November 14, 2017
Kate Santich, Orlando Sentinel
(LINK to article)
Donated school supplies pour in to help Puerto Rico evacuees — but food still needed
When 10-year-old Anthony Valencia fled his family’s flooded home in Puerto Rico to resettle with his mother and sisters in Orlando, he was forced to leave behind his cousins, his dog and his books — more than 30 of them.
“The airlines were charging us for luggage, and books are heavy,” said his mother, Arieliss Valencia. “I told him he had to leave them and we would start over.”
On Tuesday, the fifth-grade honor student got his first opportunity to rebuild. At Riverdale Elementary, his new school in east Orlando, the national Kids In Need Foundation, Scholastic Books, Georgia Pacific and Yoobi — a school supply manufacturer that donates half its merchandise — gave away hundreds of supplies and books to 1,800 students whose families might not be able to afford them otherwise. That included kids whose families, like Anthony’s, evacuated Puerto Rico after Hurricane Maria devastated the island.
“Heaven. It’s just heaven,” he said, a pile of books, pencils, markers and folders in his lap.
Tuesday’s “Big Give” event was organized by A Gift for Teaching, the Central Florida charity that funnels donated materials to classroom teachers in public schools with high poverty rates. Since Maria hit Puerto Rico in September, the organization has been in overdrive.
“A lot of our product donors have been wanting to do more since both [Hurricane] Irma and Maria, because they know how great the need is,” said A Gift For Teaching president Jane Thompson. “At Riverdale, they’re adding another second grade class and maybe a third, and these kids are spread throughout the whole district.”
In Orange County Public Schools alone, 1,888 children from Puerto Rico had enrolled by the end of last week — and another 540 had come from other parts of Florida, Texas and the U.S. Virgin Islands as a result of Hurricanes Harvey, Irma and Maria combined.
“We have seen a steady growth across the last few years [in students in need] that we’ve been able to absorb,” said Deputy Superintendent Jesus Jara. “But the jump we’ve seen in the past month and a half has been a challenge. I will say this community has really opened its arms.”

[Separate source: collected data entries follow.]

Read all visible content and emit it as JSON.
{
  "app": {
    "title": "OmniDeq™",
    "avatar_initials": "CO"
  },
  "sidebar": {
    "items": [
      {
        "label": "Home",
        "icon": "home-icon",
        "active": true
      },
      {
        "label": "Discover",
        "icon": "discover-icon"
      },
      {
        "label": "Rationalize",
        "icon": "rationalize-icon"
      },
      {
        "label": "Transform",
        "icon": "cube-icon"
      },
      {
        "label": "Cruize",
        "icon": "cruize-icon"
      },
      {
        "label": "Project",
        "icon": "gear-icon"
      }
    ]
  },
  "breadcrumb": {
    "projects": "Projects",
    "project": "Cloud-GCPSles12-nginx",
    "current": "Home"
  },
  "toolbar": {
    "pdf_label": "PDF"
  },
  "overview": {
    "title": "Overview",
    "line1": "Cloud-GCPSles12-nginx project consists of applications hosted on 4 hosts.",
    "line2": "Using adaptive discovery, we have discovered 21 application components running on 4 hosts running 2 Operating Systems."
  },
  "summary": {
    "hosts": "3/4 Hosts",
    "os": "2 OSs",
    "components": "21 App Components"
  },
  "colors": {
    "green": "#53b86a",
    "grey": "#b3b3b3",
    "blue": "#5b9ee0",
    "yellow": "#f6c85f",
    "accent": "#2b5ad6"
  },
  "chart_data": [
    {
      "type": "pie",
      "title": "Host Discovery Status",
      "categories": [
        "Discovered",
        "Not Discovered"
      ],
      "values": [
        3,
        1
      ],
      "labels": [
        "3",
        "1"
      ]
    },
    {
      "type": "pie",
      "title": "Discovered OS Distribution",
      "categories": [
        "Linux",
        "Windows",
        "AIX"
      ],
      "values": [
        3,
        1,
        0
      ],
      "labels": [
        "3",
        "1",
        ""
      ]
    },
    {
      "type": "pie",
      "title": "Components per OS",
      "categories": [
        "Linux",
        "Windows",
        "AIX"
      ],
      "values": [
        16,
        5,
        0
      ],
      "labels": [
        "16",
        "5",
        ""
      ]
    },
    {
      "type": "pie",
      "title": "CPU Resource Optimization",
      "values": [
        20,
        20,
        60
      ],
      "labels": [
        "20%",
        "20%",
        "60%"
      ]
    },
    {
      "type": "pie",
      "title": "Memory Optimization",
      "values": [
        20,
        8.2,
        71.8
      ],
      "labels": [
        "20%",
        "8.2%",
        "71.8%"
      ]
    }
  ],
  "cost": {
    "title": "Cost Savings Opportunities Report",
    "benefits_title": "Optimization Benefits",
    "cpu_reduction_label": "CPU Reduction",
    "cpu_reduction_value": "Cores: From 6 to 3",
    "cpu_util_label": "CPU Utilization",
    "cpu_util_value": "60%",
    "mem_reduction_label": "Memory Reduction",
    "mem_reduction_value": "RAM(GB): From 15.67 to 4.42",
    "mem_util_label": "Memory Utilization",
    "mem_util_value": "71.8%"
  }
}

In Osceola County, though, the situation has grown dire, community leaders said Tuesday. At a meeting of Osceola Connected — a coalition of business, faith and nonprofit groups that help students with weekend groceries and school supplies — chairwoman Sharon Sikorski called it “a crisis.”
Board member Gloria Niec agreed. “We’ve been managing our [children’s] food needs for the past five years, and we really thought things were starting to get better, that the economy was getting better. But now we’re getting calls from the schools saying they have 100 kids who need food, and I’m really concerned about how we’re going to meet that need.”

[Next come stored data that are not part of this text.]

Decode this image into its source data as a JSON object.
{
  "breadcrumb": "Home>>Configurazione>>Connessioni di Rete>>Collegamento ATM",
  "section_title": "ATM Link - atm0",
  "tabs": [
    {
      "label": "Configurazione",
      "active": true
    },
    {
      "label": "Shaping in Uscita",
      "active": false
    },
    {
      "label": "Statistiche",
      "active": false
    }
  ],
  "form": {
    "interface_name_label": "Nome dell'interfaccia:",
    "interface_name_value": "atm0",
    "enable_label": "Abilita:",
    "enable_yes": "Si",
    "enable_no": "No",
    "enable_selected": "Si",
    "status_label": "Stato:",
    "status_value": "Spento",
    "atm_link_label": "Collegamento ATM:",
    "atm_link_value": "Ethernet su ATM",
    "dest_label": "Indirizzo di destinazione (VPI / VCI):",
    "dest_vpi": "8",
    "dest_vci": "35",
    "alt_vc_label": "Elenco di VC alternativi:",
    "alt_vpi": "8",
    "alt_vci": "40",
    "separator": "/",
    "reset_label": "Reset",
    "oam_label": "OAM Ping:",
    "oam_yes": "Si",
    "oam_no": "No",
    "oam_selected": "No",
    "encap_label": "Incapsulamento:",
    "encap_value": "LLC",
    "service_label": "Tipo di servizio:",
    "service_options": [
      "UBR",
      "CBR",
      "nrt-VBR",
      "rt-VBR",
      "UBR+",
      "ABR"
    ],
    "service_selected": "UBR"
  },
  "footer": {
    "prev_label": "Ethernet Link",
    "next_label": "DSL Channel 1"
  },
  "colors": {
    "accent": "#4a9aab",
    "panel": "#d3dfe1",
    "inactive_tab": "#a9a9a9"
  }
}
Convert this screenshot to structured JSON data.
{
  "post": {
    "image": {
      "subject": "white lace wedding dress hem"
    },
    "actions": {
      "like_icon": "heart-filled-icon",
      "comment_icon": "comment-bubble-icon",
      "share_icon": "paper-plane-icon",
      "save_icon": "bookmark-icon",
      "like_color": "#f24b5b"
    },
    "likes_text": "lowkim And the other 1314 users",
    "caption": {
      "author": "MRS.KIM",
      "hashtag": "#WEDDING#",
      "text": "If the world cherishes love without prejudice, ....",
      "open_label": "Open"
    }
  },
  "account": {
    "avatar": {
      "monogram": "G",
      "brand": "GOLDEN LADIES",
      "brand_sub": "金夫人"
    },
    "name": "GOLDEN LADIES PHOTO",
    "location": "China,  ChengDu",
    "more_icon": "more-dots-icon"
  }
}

Collectively, the group has been using community and corporate donations to provide weekend meals and snacks for up to 1,300 elementary-school children each week for five years.
But in the past week alone, Osceola County Public Schools have seen a jump in the number of students classified as homeless — including those living in cars, motels or the spare bedrooms of another family’s home — from about 2,675 to well over 3,000. Not all are expected to need groceries for their families, Sikorski said, but many will.
Niec, executive director of the Celebration Foundation, has appealed to state lawmakers for an appropriation in next year’s budget of $468,000 — money that would help cover the elementary school program and expand it to Osceola’s middle and high schools.
“Food is not a luxury,” Niec said. “Kids have food anxiety on Fridays, worrying they’re going to go home and not have anything to eat. Just giving them a bag of food gives them a bit of security.”
In Orange, a school pantry program coordinated by the Christian Service Center fed more than 18,000 students last year — a number that executive director Robert Stuart expects to rise substantially after Thanksgiving.
“Right now, we haven’t seen a big increase in the need,” he said. “But we are preparing for that to change as the families from Puerto Rico move out [from staying with relatives] and live on their own.”
Arieliss Valencia, for one, is staying with her brother while she looks for a job as a certified nursing assistant, her occupation in Puerto Rico, where she was a supervisor in a senior care facility.
“I’m giving myself a goal of three months to have a job and a place of our own,” she said, hugging her son. Then she reconsidered.
“Well, let’s say six months,” she said.